L'oeuvre d'art "Untitled" ou "Behind the Bail Bonds" de Sarah Vanderlip, dans le High Desert Test Sites, un parcours artistique de "land art" à Joshua Tree. (Katie Callan)
publié le 27 février 2015 à 17h26

C’est un petit autel mi-vaudou mi-hippie. Il comprend une vieille santiag, des morceaux de troncs secs de cactus, des bougies votives mexicaines, une bouteille de Mississippi Mud, au pied d’une guitare haute de 2 mètres.

Posé en face de la porte turquoise de la chambre numéro 8 du discret Joshua Tree Inn Motel, l’insolite reposoir célèbre une vie, et surtout une mort : celle de Gram Parsons, folkeux-rockeur au sein des mythiques Byrds ou des Flying Burrito Brothers, et qui eut, le 19 septembre 1973, à 26 ans, la mauvaise idée de forcer plus que d’habitude sur l’alcool et la morphine dans ladite chambre.

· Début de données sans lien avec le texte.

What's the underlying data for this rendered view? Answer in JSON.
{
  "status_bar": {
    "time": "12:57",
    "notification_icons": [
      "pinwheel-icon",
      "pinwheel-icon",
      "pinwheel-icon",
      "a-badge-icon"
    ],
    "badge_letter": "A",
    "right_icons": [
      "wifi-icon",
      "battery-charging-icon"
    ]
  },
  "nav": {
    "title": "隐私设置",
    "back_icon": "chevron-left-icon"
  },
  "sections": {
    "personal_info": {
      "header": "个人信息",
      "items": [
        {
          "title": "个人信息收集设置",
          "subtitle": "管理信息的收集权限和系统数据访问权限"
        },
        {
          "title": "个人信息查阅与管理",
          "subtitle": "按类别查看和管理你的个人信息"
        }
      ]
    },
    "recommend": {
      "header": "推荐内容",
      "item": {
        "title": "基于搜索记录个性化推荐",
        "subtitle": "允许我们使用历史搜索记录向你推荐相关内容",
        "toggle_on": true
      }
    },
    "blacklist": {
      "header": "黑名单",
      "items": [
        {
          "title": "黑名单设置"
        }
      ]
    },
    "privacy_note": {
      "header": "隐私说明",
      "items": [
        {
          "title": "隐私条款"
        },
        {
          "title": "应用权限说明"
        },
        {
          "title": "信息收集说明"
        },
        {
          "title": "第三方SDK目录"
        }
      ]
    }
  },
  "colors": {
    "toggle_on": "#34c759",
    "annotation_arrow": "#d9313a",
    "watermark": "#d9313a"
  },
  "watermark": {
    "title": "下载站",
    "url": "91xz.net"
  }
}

Rien de plus banal, objectera l'esprit blasé, qu'un décès de rockstar dans un motel de bord de route. Certes. Mais nous sommes dans le High Desert californien, époustouflant plateau aride, à deux grosses heures à l'est de Los Angeles, étirant son quadrilatère d'étrangeté entre Landers, Joshua Tree, Twentynine Palms et Yucca Valley. Et ici, même la mort a un aspect étrange: tombé amoureux du coin, Parsons voulait y être incinéré, contre l'avis de son père. Le manager du défunt, fidèle à ses dernières volontés, se chargea donc de piquer le cercueil à l'aéroport de L.A., de le rapporter au milieu du parc national de Joshua Tree et d'y déverser 15 litres d'essence pour une crémation do it yourself. Une énorme explosion plus tard, la légende reposait en paix.

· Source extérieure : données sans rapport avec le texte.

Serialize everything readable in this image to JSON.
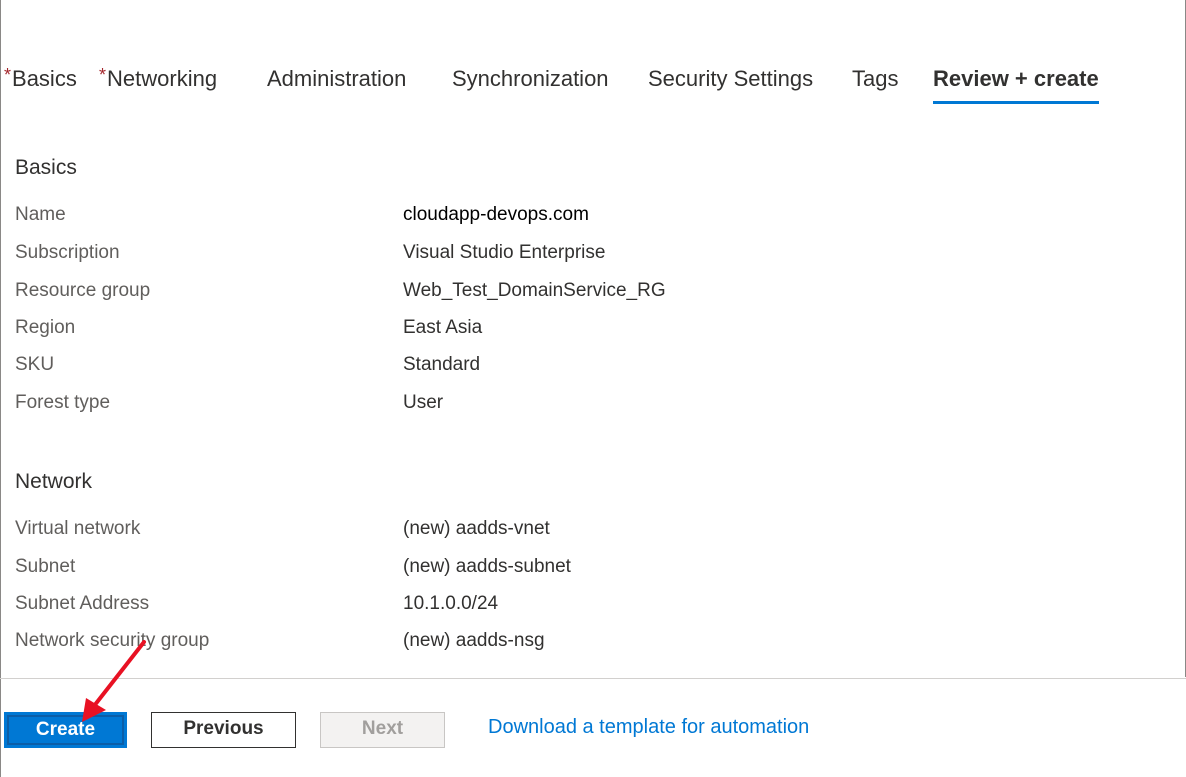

La fin apocalyptique de l’inventeur de la Cosmic American Music n’est qu’une anecdote parmi les centaines dont regorge cette région, enclave de liberté et de bizarre, reflet et revers de la médaille du rêve californien.

Chasse au trésor. En remontant le long serpent de la Highway 62, cordon ombilical traversant ces desert towns, on découvre la première mise en bouche de notre very good trip subjectif : Yucca Valley, et ses 20 000 habitants. Elle abrite le projet de land art collectif High Desert Test Sites (HDTS), lancé il y a une douzaine d'années par l'artiste Andrea Zittel. Avec un canevas monumental en perpétuelle mutation (une œuvre n'appartient à personne, et finit par être rendue à la nature au fur et à mesure de son érosion), HDTS se veut volontairement mystérieux : sa carte des installations in situ donne des indications assez lâches pour créer un côté chasse au trésor conceptuel sur les pistes poussiéreuses.

Sur le parcours comprenant neuf sites, l'esthète pourra croiser dans son errance jubilatoire la cabane mitraillée de Eames Demetrios (petit-fils des designers Eames), le miroir d'alu poli haut perché de Sarah Vanderlip, le «Musée mondialement connu du tricot au crochet» de Shari Elf, ou l'hallucinée maison triangulaire et multicolore de Halsey Rodman, pour laquelle l'artiste dit joliment avoir voulu «extraire les couleurs de l'air», piquée dans un écrin d'éboulis organiques ocres et de cactus.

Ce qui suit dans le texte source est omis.